All of lore.kernel.org
 help / color / mirror / Atom feed
From: "Paul E. McKenney" <paulmck@linux.ibm.com>
To: linux-kernel@vger.kernel.org, linux-arch@vger.kernel.org,
	mingo@kernel.org
Cc: stern@rowland.harvard.edu, andrea.parri@amarulasolutions.com,
	will.deacon@arm.com, peterz@infradead.org, boqun.feng@gmail.com,
	npiggin@gmail.com, dhowells@redhat.com, j.alglave@ucl.ac.uk,
	luc.maranget@inria.fr, akiyks@gmail.com,
	"Paul E. McKenney" <paulmck@linux.ibm.com>,
	Benjamin Herrenschmidt <benh@kernel.crashing.org>,
	Michael Ellerman <mpe@ellerman.id.au>,
	Arnd Bergmann <arnd@arndb.de>, Palmer Dabbelt <palmer@sifive.com>,
	Daniel Lustig <dlustig@nvidia.com>,
	Linus Torvalds <torvalds@linux-foundation.org>,
	"Maciej W. Rozycki" <macro@linux-mips.org>,
	Mikulas Patocka <mpatocka@redhat.com>
Subject: [PATCH tip/core/rcu 04/21] docs/memory-barriers.txt: Rewrite "KERNEL I/O BARRIER EFFECTS" section
Date: Tue, 26 Mar 2019 16:41:16 -0700	[thread overview]
Message-ID: <20190326234133.24962-4-paulmck@linux.ibm.com> (raw)
In-Reply-To: <20190326234114.GA23843@linux.ibm.com>

From: Will Deacon <will.deacon@arm.com>

The "KERNEL I/O BARRIER EFFECTS" section of memory-barriers.txt is vague,
x86-centric, out-of-date, incomplete and demonstrably incorrect in places.
This is largely because I/O ordering is a horrible can of worms, but also
because the document has stagnated as our understanding has evolved.

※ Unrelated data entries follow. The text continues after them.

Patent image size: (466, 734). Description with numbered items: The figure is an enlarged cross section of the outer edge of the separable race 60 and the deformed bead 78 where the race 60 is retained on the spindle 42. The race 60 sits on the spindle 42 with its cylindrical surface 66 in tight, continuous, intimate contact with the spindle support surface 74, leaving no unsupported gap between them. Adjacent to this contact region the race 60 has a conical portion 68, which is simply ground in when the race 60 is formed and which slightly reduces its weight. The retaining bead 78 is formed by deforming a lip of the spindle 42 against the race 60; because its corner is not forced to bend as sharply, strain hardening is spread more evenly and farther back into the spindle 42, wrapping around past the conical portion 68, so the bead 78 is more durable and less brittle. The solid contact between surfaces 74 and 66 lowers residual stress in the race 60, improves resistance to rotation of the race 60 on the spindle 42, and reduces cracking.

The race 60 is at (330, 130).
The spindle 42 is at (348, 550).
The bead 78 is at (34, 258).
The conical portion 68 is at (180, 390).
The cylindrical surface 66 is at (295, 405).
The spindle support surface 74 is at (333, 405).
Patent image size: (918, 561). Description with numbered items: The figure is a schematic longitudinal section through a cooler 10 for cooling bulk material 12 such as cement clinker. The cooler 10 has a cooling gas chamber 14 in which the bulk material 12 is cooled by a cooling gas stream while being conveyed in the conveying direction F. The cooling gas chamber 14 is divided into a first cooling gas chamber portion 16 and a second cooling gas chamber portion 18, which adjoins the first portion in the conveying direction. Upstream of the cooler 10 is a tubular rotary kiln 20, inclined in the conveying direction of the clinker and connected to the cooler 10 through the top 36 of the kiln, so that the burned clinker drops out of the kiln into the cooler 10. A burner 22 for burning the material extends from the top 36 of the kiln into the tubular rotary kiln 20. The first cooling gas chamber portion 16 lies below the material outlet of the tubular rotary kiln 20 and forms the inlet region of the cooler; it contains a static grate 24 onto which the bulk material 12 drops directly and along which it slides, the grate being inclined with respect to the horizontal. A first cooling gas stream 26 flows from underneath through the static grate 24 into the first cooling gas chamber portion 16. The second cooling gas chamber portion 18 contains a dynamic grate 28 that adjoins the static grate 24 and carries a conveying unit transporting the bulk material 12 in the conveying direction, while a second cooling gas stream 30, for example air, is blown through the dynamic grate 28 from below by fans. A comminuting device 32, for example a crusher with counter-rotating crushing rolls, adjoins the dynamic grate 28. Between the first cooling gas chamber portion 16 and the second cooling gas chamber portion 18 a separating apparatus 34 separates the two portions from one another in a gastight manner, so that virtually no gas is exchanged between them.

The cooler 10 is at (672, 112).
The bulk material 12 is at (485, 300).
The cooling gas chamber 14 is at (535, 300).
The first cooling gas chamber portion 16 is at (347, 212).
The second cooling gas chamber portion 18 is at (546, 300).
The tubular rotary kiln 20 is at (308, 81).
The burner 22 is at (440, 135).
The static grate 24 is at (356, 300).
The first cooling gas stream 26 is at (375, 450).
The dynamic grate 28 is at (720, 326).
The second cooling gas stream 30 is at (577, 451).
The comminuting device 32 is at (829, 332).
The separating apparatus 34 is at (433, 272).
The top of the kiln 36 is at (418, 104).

Attempt to address some of that, by rewriting the section based on
recent(-ish) discussions with Arnd, BenH and others. Maybe one day we'll
find a way to formalise this stuff, but for now let's at least try to
make the English easier to understand.

Cc: "Paul E. McKenney" <paulmck@linux.ibm.com>
Cc: Benjamin Herrenschmidt <benh@kernel.crashing.org>
Cc: Michael Ellerman <mpe@ellerman.id.au>
Cc: Arnd Bergmann <arnd@arndb.de>
Cc: Peter Zijlstra <peterz@infradead.org>
Cc: Andrea Parri <andrea.parri@amarulasolutions.com>
Cc: Palmer Dabbelt <palmer@sifive.com>
Cc: Daniel Lustig <dlustig@nvidia.com>
Cc: David Howells <dhowells@redhat.com>
Cc: Alan Stern <stern@rowland.harvard.edu>
Cc: Linus Torvalds <torvalds@linux-foundation.org>
Cc: "Maciej W. Rozycki" <macro@linux-mips.org>
Cc: Mikulas Patocka <mpatocka@redhat.com>
Signed-off-by: Will Deacon <will.deacon@arm.com>
Signed-off-by: Paul E. McKenney <paulmck@linux.ibm.com>
---
 Documentation/memory-barriers.txt | 115 ++++++++++++++++++------------
 1 file changed, 70 insertions(+), 45 deletions(-)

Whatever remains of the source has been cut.